Ideally, the view from the front door of a camp, should always overlook a lake, pond or stream.
Last week’s column about the tradition of camp life, has sparked a deluge of responses. It appears Adirondackers are very proud of their camps, which have provided many with a connection to the land, for generations. It is also obvious that camp life continues to be a vital component of our regional identity, heritage and culture.
Undoubtedly, the charm of a camp is proportional to the simple, simplicity of it all. It involves a return to the basics, and the opportunity to escape from the intrusions and demands imposed by the social and technological constraints of modern, everyday life.
Camp life moves at a slower pace, and it occurs in a place where you can let your hair down, and be yourself. It is a place where your stomach often aches from the combination of too much food, and too much laughter. It is where the air is always fresher, the water is cleaner and life is sweeter. It is a place to uncover new adventures, and to relive old traditions. It is where we go to recover, to be free and to become absorbed in a quieter, deeper, and older way of life.
Some claim that camp is not even a place, and it simply cannot be considered a physical location. Although we arrived at camp by various means of transportation, we only fully arrive by achieving the proper state of mind!
Camp is defined by a certain primitive nature and the spirit of simplicity. A camp was never intended to have electricity, a telephone, or a satellite dish located along the lakeshore. The outside world should not be allowed to violate the sanctuary of camp. If it does, it’s no longer a camp; it’s just a second home.
Even though we go to camp in order to escape the rules and routines of society, many camps have their own distinct set of rules, or an established code of conduct.
Primarily, these rules were developed for the safety of visitors to Adirondack hunting and fishing camps. However, I’d like to believe they are applicable to all camps. I’ve included several that readers have contributed, which are listed in no particular order.
A Camp Code of Misconduct
Above all else, what happens in camp, stays in camp, period.
Before departing, please extinguish all fires, tie up all boats, close all windows, lock all doors and be sure to unlock the woodshed; so that your mother-in-law can leave with you.
Etiquette is not welcome here, nor are lawyers, even if they’re family.
Camp is a place where you can spit, cuss, pass gas or scratch ‘yer butt in public, and nobody cares.

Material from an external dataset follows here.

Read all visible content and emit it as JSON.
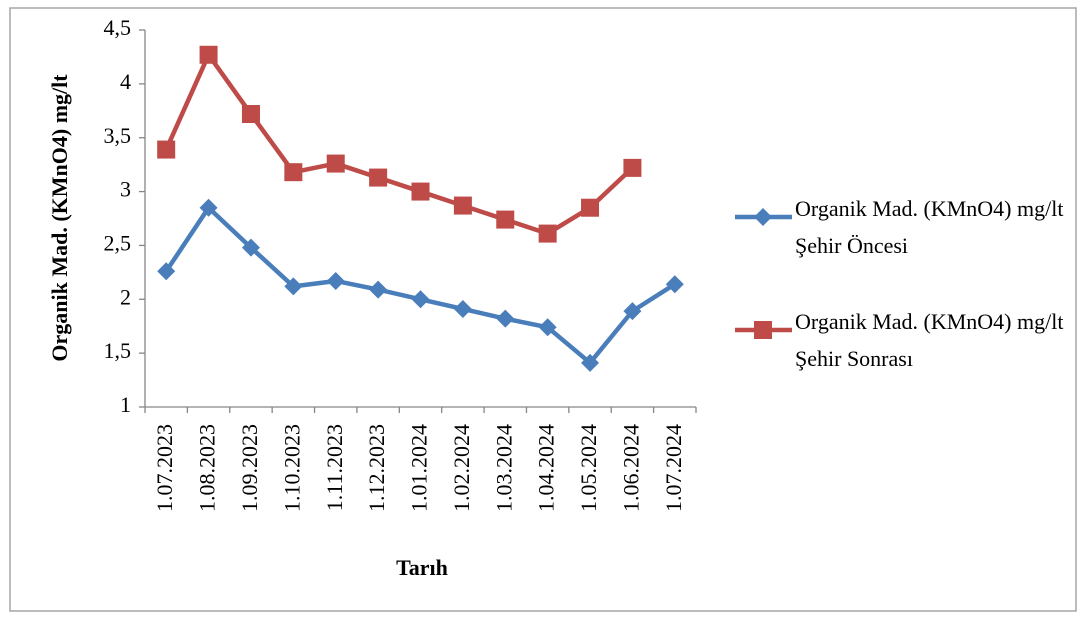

Baths can only be considered an optional activity, for the first month in camp.
First one up makes the coffee, last one down stokes the woodstove, and all others do dishes.
A dish is considered clean, if the last meal eaten off of it cannot be identified. Shirts and/or pants will be held to similar standards.
Camp windows may only be broken, if the front door is stuck on Chili Night.
Socks may be utilized as toilet tissue, and shirtsleeves as a handkerchief; only if they are your own personal items.
The front porch can only be utilized as a rest room, if no women are present in camp.
For those using the top bunks, please respect the posted weight limits.
Camp members reserve the rights to use any available methods necessary to limit the decibel level of chronic snorers.
Please remove all live ammunition from trousers, before hanging them over the woodstove to dry.
Television has no place in camp, nor do telephones, cell phones or other similarly, modern conveniences. If you feel a need to communicate with the outside world, please walk outside and yell!
Forget what needs to be done tomorrow, and also what you did yesterday, ‘cuz today, you’re in camp!
Pick up your food scraps; remember mice have to eat too!
The ‘five second rule’ does not apply to beer, whiskey or chew.
The number of points on a buck’s rack, or the size of a fish taken, cannot increase by more than 33 percent per season, regardless the state of a camp member’s intoxication.
If you become lost, fire off only three shots. Search parties are easily discouraged!
If it gets real dark inside your camp, real quick, you may need to refill the lantern.